Filth
With the festive season almost upon him, Detective Sergeant Bruce Robertson is winding down at work and gearing up socially - kicking off Christmas with a week of sex and drugs in Amsterdam. There are irritating flies in the ointment, though, including a missing wife, a nagging cocaine habit, a dramatic deterioration in his genital health, a string of increasingly demanding extra-marital affairs. The last thing he needs is a messy murder to solve. Still it will mean plenty of overtime, a chance to stitch up some colleagues and finally clinch the promotion he craves. But as Bruce spirals through the lower reaches of degradation and evil, he encounters opposition - in the form of truth and ethical conscience - from the most unexpected quarter of all: his anus. In Bruce Robertson, Welsh has created one of the most corrupt, misanthropic characters in contemporary fiction , and has written a dark, disturbing and very funny novel about sleaze, power, and the abuse of everything.
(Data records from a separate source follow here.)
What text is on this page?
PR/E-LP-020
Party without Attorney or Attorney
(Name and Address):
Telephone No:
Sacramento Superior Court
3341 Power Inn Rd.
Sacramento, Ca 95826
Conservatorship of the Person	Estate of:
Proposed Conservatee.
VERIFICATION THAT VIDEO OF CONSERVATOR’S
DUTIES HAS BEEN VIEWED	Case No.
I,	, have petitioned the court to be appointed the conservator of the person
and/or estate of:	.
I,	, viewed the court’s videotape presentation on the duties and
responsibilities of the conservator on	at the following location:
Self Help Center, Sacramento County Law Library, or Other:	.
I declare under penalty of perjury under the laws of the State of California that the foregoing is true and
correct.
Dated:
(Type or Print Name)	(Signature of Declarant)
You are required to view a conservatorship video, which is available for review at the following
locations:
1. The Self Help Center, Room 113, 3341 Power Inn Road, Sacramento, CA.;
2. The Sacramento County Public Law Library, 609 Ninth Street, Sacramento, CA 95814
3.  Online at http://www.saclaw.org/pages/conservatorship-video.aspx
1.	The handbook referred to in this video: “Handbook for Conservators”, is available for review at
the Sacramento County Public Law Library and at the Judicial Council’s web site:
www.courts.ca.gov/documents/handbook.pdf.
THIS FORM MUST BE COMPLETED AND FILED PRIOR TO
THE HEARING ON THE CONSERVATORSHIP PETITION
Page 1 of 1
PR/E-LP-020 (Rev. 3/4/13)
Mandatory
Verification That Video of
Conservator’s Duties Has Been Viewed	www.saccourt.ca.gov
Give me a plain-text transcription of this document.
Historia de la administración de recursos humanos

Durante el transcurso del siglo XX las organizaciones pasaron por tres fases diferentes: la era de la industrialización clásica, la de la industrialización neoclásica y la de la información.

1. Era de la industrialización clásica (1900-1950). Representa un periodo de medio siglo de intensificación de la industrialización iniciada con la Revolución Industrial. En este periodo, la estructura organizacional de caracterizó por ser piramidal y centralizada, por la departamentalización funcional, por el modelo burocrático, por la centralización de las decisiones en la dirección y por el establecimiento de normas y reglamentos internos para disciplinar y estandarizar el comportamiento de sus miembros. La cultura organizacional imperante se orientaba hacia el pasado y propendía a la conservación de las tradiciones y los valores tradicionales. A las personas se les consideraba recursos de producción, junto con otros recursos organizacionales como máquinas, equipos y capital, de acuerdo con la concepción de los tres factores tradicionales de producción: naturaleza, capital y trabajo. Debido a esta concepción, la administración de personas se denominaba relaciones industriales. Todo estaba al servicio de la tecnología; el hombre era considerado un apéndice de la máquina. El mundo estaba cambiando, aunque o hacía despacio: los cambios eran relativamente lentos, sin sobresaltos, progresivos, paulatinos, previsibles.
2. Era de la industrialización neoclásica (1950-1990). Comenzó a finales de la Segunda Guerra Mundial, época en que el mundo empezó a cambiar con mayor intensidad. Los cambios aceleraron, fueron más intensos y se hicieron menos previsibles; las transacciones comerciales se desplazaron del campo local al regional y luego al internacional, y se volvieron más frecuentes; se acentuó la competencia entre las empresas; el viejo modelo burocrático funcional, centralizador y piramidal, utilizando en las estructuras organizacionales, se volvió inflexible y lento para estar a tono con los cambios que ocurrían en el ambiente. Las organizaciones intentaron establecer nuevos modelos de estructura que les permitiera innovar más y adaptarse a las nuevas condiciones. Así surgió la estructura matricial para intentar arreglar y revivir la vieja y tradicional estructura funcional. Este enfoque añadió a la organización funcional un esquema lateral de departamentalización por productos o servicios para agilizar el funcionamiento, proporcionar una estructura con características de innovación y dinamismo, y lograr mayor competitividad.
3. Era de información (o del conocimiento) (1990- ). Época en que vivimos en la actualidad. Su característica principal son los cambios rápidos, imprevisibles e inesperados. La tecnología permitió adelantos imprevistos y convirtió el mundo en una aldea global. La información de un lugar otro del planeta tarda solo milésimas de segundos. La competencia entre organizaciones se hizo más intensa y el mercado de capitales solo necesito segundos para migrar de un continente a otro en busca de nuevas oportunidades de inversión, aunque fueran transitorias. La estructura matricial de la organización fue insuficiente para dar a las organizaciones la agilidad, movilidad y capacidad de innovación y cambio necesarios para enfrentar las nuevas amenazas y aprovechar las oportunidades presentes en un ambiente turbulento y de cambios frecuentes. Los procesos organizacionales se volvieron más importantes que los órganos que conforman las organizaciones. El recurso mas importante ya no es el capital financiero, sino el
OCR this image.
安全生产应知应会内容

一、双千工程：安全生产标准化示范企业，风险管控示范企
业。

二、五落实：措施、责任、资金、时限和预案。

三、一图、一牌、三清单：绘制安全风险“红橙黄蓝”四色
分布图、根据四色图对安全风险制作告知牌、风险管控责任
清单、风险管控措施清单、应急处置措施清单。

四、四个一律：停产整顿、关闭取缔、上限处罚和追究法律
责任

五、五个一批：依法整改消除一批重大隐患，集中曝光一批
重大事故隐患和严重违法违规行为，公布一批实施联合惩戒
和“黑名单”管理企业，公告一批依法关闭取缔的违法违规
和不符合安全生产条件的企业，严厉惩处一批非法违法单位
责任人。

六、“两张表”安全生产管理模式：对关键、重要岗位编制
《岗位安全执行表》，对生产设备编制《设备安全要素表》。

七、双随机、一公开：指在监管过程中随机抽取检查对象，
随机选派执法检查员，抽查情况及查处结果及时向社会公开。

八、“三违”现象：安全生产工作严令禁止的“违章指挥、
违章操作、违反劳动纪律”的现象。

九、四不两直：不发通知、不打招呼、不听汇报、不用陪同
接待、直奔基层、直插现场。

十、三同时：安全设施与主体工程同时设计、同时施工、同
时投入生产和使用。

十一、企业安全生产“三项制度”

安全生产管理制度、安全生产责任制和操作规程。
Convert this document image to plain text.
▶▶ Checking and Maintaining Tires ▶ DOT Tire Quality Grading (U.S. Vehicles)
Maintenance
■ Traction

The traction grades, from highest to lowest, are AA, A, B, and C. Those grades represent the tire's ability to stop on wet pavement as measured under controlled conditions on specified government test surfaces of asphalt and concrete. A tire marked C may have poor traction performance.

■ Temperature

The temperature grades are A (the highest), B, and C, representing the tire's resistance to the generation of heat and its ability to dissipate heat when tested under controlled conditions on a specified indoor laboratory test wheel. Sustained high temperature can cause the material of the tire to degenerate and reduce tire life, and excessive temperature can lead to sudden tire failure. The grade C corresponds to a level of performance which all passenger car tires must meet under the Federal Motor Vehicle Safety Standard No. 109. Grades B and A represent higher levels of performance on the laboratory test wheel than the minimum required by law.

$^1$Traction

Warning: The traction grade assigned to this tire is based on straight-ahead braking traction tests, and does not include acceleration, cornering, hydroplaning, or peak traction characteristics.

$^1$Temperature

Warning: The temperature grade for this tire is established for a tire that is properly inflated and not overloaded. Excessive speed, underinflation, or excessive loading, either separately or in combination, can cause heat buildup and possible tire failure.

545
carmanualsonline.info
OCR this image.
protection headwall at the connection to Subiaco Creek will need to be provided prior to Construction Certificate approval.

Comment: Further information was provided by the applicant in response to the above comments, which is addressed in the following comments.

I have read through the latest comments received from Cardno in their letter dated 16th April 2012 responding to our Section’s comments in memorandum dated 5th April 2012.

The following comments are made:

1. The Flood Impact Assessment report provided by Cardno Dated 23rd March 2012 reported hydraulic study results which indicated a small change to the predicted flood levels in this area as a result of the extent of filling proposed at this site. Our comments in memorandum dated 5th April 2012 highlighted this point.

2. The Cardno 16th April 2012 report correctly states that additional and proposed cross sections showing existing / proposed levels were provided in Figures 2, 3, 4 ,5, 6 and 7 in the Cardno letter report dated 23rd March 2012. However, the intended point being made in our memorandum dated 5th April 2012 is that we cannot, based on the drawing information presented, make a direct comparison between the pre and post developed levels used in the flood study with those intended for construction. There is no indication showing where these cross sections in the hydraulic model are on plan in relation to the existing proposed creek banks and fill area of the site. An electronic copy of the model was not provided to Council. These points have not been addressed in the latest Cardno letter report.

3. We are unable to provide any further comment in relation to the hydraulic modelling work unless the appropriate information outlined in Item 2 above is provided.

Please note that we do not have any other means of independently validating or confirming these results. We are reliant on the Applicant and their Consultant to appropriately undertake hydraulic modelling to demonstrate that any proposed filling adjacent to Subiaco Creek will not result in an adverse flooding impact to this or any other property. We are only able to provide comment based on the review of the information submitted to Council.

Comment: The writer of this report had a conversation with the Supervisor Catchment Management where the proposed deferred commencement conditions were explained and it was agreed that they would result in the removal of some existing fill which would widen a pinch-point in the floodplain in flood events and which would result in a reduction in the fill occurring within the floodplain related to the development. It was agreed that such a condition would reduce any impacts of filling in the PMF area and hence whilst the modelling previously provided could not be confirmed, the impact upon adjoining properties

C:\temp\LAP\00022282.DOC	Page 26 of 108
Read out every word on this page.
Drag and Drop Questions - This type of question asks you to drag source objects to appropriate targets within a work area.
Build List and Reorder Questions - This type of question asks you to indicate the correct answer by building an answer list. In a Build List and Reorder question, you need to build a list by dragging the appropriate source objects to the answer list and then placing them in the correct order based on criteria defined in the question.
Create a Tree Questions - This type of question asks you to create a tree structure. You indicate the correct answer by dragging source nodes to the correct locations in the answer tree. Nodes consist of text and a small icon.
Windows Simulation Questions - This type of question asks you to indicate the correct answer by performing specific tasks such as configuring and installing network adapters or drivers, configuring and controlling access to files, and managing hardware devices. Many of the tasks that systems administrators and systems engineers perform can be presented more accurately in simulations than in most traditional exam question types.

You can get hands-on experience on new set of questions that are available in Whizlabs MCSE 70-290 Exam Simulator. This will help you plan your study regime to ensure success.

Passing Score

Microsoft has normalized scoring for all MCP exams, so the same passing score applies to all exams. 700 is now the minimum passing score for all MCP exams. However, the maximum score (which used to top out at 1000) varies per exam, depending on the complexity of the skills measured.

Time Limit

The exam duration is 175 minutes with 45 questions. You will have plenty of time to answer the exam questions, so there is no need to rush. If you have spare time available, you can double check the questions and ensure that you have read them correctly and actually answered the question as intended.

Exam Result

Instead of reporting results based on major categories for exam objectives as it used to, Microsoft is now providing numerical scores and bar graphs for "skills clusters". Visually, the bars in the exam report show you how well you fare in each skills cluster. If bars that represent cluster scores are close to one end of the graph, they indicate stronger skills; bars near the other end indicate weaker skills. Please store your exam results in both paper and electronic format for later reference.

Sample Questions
At last, a novel that lives up to its name.
Extract
Reviews
“Welsh firing on all cylinders... The best thing he has done since Trainspotting”
- Sunday Times
“It is surely a remarkable cultural moment when a reviewer is offered cash in a bar for an advance copy of a literary novel... Filth is a masterpiece...squarely in the classic line of classic scottish writing”
- Independent
“Things are going well for Detective Sergeant Bruce Robertson. Promotion is in the offing, he's got all the booze and drugs he needs, and his various plots aimed at friends and colleagues seem to be working out. Robertson, compulsive and repulsive by turns, has only two problems. One is a case of racially-motivated murder on his patch. The other is that there's a nasty tapeworm in his gut and it seems intent on having its say... A brutally sustained achievement”
- Evening Standard
“We're used to tough cops with non-PC attitudes, but Welsh trumps the lot with his evil-scheming, ball-scratching, foul-mouthed hero-with-haemorrhoids... Welsh's jet-black comedy at once entertains and appals... Gloriously grotesque”
- Esquire
“A snarling epic of a book...ugly, devastatingly funny, unremittingly nasty and pulls no punches... Don't dare miss it”
- Scotsman
Irvine's Comment
"Filth is my pal and screenwriting partner Dean Cavanagh's favourite book - or so he tells me when he's had a few beers. Like Marabou it was a hard book to write and I had to do it short in bursts. You're in the head of a narrator who it's pretty hard to be around all the time. The character quite affected me. In real life I'm something of right-on PC type of guy, but I strained many female friendships with some inappropriate Brucisms. I got really paranoid for a while after publication because Polismen kept stopping me and asking me to sign their notebooks. It was always 'make this out to Jimmy at our station, we call him Bruce cause he's just like the boy in your book.'
I think Bruce is a very interesting character because he has an authoritarian personality but he hates everyone equally. Most people who are like that are shitebags to their subordinates but arselickers to their bosses. Bruce is a true misanthropist, with an even-handed approach to these things.
Filth is probably the book I would most like to see adapted into a movie. It's had a chequered history in development hell. Miramax-Hal (the UK wing of Harvey Weinstein's film business) bought the rights, only for them to subsequently wind up their business operation this side of the pond. Dean did a great screenplay but it needed a second draft, so we spent a lot of time sniffing around for development cash. Following a long dispute over who owned the rights, it's gone around several production companies and had various actors attached as lead. Now the long impasse might be coming to an end with exciting developments hopefully ahead. Watch this space."